JDK-8155823 - Add date-time patterns 'v' and 'vvvv'.
This adds support for the "generic non-location" format for time-zones as defined by CLDR, such as "Pacific Time" (the format ignores daylight saving time). Methods were also added to the formatter builder - DateTimeFormatterBuilder.appendGenericZoneText().

JDK-8066806 - DateTimeFormatter cannot parse offset with single digit hour.
The formatter is extended to support 11 more time-zone offset formats, including single digit hours such as +2:00.

JDK-8031085 - DateTimeFormatter won't parse format "yyyyMMddHHmmssSSS".
This extends support for adjacent value parsing to fractions. Where in Java SE 8 a pattern like this looks like it should work, but doesn't, in Java SE 9 it just works.

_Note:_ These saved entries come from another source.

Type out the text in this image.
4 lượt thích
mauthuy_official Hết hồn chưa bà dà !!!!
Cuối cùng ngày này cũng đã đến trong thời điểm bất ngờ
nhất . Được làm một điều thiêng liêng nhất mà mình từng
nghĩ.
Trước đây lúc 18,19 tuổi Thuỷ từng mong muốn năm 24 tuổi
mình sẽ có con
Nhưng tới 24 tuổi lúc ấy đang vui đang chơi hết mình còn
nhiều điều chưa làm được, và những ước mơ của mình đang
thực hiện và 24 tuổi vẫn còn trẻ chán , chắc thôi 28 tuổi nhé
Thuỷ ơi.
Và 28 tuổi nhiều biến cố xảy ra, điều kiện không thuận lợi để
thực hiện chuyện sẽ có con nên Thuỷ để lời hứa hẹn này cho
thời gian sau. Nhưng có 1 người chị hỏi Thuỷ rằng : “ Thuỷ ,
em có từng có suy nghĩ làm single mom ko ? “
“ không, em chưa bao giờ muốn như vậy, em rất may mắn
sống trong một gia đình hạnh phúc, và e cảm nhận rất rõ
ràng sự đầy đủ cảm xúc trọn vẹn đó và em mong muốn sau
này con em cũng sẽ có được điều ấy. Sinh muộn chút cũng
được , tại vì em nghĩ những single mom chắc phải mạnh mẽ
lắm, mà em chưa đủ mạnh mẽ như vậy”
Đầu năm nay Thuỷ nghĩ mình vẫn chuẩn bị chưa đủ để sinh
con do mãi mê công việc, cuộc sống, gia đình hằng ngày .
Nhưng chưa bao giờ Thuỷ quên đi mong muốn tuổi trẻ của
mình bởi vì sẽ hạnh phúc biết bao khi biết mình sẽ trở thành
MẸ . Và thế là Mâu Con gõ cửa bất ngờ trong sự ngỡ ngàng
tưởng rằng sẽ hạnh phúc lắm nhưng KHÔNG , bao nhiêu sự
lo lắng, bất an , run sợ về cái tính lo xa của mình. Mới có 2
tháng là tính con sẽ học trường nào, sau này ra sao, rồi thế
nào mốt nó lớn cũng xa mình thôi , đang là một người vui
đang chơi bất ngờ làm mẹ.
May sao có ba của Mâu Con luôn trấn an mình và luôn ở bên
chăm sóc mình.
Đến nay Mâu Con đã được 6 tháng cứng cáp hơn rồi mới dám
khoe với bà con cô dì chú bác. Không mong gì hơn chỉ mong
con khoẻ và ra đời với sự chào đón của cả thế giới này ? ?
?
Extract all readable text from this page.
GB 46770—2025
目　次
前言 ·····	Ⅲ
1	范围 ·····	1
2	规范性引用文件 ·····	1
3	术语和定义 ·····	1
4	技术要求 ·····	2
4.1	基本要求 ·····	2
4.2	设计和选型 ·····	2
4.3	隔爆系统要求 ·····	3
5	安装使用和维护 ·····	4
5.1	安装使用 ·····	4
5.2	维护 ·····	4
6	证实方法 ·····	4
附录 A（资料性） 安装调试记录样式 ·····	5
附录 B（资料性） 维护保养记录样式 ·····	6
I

JDK-8145633 - Adjacent value parsing for Localized Patterns .
This extends support for adjacent value parsing to localized patterns, such as week-based-year and week of year.

JDK-8148949 - DateTimeFormatter pattern letters 'A','n','N'.
These patterns were altered to be more flexible and produce less errors.

Performance:

JDK-8073394 - Clock.systemUTC() should return a constant.
This change avoids creating unecessary objects when using Clock.

JDK-8074003 - ZoneRules.getOffset(Instant) can be optimized.
This change reduces object churn when looking up time-zone data.

JDK-8074002 - ZoneId.systemDefault() should be faster.
This enhancement uses a clever approach to cache the time-zone while handling TimeZone.setDefault.

JDK-8068803 - Performance of LocalDate.plusDays could be better.
This optimizes LocalDate.plusDays for the common case of adding a small number of days.

JDK-8066291 - ZoneIdPrinterParser can be optimized.
The method ZoneRulesProvider.getAvailableZoneIds() now returns an immutable set, not a mutable one. Since most user code calls ZoneRules.getAvailableZoneIds(), it will be unaffected.

Thanks

Thanks for all these bug fixes and enhancements go to the many contributors, both inside and outside Oracle. (I've mostly been a reviewer, rather than an author, which has worked pretty well overall.)

Summary

The java.time.* keep on moving forward. Any feedback or other enhancement suggestions are welcome!